Iceland is one country that is doing the kind of widespread testing that is necessary to more accurately determine how many people risk dying from the coronavirus infection. And the news is hopeful.
Because of its small population of 364,000, Iceland engaged in large-scale testing, testing that would capture important facts that other nations, their scientists and policy makers can't do: Find out what percentage of the population gets infected, how many of the infected become seriously ill and, most important, how many die. So far, most testing carried out by other nations such as the United States, haven't captured reliable data about the effects of the virus on the widespread population.
Thorolfur Guðnason, Iceland's chief epidemiologist reported the encouraging results:
Early results from deCode Genetics indicate that a low proportion of the general population has contracted the virus and that about half of those who tested positive are non-symptomatic.

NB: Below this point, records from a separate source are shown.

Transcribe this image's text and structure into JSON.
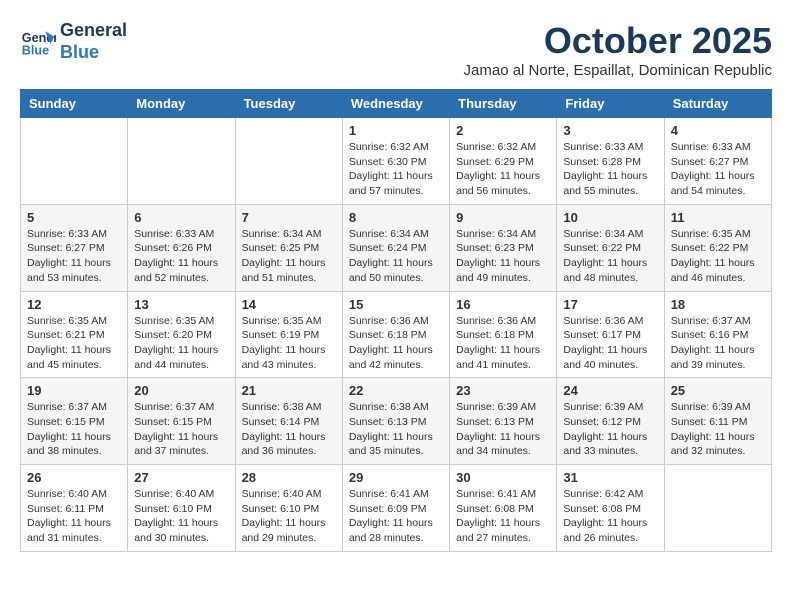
{
  "header": {
    "logo_line1": "General",
    "logo_line2": "Blue",
    "month_title": "October 2025",
    "location": "Jamao al Norte, Espaillat, Dominican Republic"
  },
  "days_of_week": [
    "Sunday",
    "Monday",
    "Tuesday",
    "Wednesday",
    "Thursday",
    "Friday",
    "Saturday"
  ],
  "weeks": [
    [
      {
        "day": "",
        "sunrise": "",
        "sunset": "",
        "daylight": ""
      },
      {
        "day": "",
        "sunrise": "",
        "sunset": "",
        "daylight": ""
      },
      {
        "day": "",
        "sunrise": "",
        "sunset": "",
        "daylight": ""
      },
      {
        "day": "1",
        "sunrise": "Sunrise: 6:32 AM",
        "sunset": "Sunset: 6:30 PM",
        "daylight": "Daylight: 11 hours and 57 minutes."
      },
      {
        "day": "2",
        "sunrise": "Sunrise: 6:32 AM",
        "sunset": "Sunset: 6:29 PM",
        "daylight": "Daylight: 11 hours and 56 minutes."
      },
      {
        "day": "3",
        "sunrise": "Sunrise: 6:33 AM",
        "sunset": "Sunset: 6:28 PM",
        "daylight": "Daylight: 11 hours and 55 minutes."
      },
      {
        "day": "4",
        "sunrise": "Sunrise: 6:33 AM",
        "sunset": "Sunset: 6:27 PM",
        "daylight": "Daylight: 11 hours and 54 minutes."
      }
    ],
    [
      {
        "day": "5",
        "sunrise": "Sunrise: 6:33 AM",
        "sunset": "Sunset: 6:27 PM",
        "daylight": "Daylight: 11 hours and 53 minutes."
      },
      {
        "day": "6",
        "sunrise": "Sunrise: 6:33 AM",
        "sunset": "Sunset: 6:26 PM",
        "daylight": "Daylight: 11 hours and 52 minutes."
      },
      {
        "day": "7",
        "sunrise": "Sunrise: 6:34 AM",
        "sunset": "Sunset: 6:25 PM",
        "daylight": "Daylight: 11 hours and 51 minutes."
      },
      {
        "day": "8",
        "sunrise": "Sunrise: 6:34 AM",
        "sunset": "Sunset: 6:24 PM",
        "daylight": "Daylight: 11 hours and 50 minutes."
      },
      {
        "day": "9",
        "sunrise": "Sunrise: 6:34 AM",
        "sunset": "Sunset: 6:23 PM",
        "daylight": "Daylight: 11 hours and 49 minutes."
      },
      {
        "day": "10",
        "sunrise": "Sunrise: 6:34 AM",
        "sunset": "Sunset: 6:22 PM",
        "daylight": "Daylight: 11 hours and 48 minutes."
      },
      {
        "day": "11",
        "sunrise": "Sunrise: 6:35 AM",
        "sunset": "Sunset: 6:22 PM",
        "daylight": "Daylight: 11 hours and 46 minutes."
      }
    ],
    [
      {
        "day": "12",
        "sunrise": "Sunrise: 6:35 AM",
        "sunset": "Sunset: 6:21 PM",
        "daylight": "Daylight: 11 hours and 45 minutes."
      },
      {
        "day": "13",
        "sunrise": "Sunrise: 6:35 AM",
        "sunset": "Sunset: 6:20 PM",
        "daylight": "Daylight: 11 hours and 44 minutes."
      },
      {
        "day": "14",
        "sunrise": "Sunrise: 6:35 AM",
        "sunset": "Sunset: 6:19 PM",
        "daylight": "Daylight: 11 hours and 43 minutes."
      },
      {
        "day": "15",
        "sunrise": "Sunrise: 6:36 AM",
        "sunset": "Sunset: 6:18 PM",
        "daylight": "Daylight: 11 hours and 42 minutes."
      },
      {
        "day": "16",
        "sunrise": "Sunrise: 6:36 AM",
        "sunset": "Sunset: 6:18 PM",
        "daylight": "Daylight: 11 hours and 41 minutes."
      },
      {
        "day": "17",
        "sunrise": "Sunrise: 6:36 AM",
        "sunset": "Sunset: 6:17 PM",
        "daylight": "Daylight: 11 hours and 40 minutes."
      },
      {
        "day": "18",
        "sunrise": "Sunrise: 6:37 AM",
        "sunset": "Sunset: 6:16 PM",
        "daylight": "Daylight: 11 hours and 39 minutes."
      }
    ],
    [
      {
        "day": "19",
        "sunrise": "Sunrise: 6:37 AM",
        "sunset": "Sunset: 6:15 PM",
        "daylight": "Daylight: 11 hours and 38 minutes."
      },
      {
        "day": "20",
        "sunrise": "Sunrise: 6:37 AM",
        "sunset": "Sunset: 6:15 PM",
        "daylight": "Daylight: 11 hours and 37 minutes."
      },
      {
        "day": "21",
        "sunrise": "Sunrise: 6:38 AM",
        "sunset": "Sunset: 6:14 PM",
        "daylight": "Daylight: 11 hours and 36 minutes."
      },
      {
        "day": "22",
        "sunrise": "Sunrise: 6:38 AM",
        "sunset": "Sunset: 6:13 PM",
        "daylight": "Daylight: 11 hours and 35 minutes."
      },
      {
        "day": "23",
        "sunrise": "Sunrise: 6:39 AM",
        "sunset": "Sunset: 6:13 PM",
        "daylight": "Daylight: 11 hours and 34 minutes."
      },
      {
        "day": "24",
        "sunrise": "Sunrise: 6:39 AM",
        "sunset": "Sunset: 6:12 PM",
        "daylight": "Daylight: 11 hours and 33 minutes."
      },
      {
        "day": "25",
        "sunrise": "Sunrise: 6:39 AM",
        "sunset": "Sunset: 6:11 PM",
        "daylight": "Daylight: 11 hours and 32 minutes."
      }
    ],
    [
      {
        "day": "26",
        "sunrise": "Sunrise: 6:40 AM",
        "sunset": "Sunset: 6:11 PM",
        "daylight": "Daylight: 11 hours and 31 minutes."
      },
      {
        "day": "27",
        "sunrise": "Sunrise: 6:40 AM",
        "sunset": "Sunset: 6:10 PM",
        "daylight": "Daylight: 11 hours and 30 minutes."
      },
      {
        "day": "28",
        "sunrise": "Sunrise: 6:40 AM",
        "sunset": "Sunset: 6:10 PM",
        "daylight": "Daylight: 11 hours and 29 minutes."
      },
      {
        "day": "29",
        "sunrise": "Sunrise: 6:41 AM",
        "sunset": "Sunset: 6:09 PM",
        "daylight": "Daylight: 11 hours and 28 minutes."
      },
      {
        "day": "30",
        "sunrise": "Sunrise: 6:41 AM",
        "sunset": "Sunset: 6:08 PM",
        "daylight": "Daylight: 11 hours and 27 minutes."
      },
      {
        "day": "31",
        "sunrise": "Sunrise: 6:42 AM",
        "sunset": "Sunset: 6:08 PM",
        "daylight": "Daylight: 11 hours and 26 minutes."
      },
      {
        "day": "",
        "sunrise": "",
        "sunset": "",
        "daylight": ""
      }
    ]
  ]
}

The other half displays very moderate cold-like symptoms.
To perhaps oversimplify:
Iceland's testing provides better information about the actual prevalence of the virus in the nation. Early results estimated the disease prevalence of just over 1 percent, which is on the lower end of the estimated rates for most nations.
With two recorded deaths as of this writing, the death rate of those diagnosed with the virus, the death rate is 0.19, according to Iceland's statistical website. That's way below the death rates predicted for the United States and the rest of the world.
Even more important is the death rate of all those who were sampled: 0.013. That bears 0.013.
Iceland is unique in its culture, climate and other factors, so such comparisons can be questioned. But its comprehensive testing program presents new and encouraging facts that clearly require major attention.
Which it has not received.
Correction: An earlier version had incorrect percentages.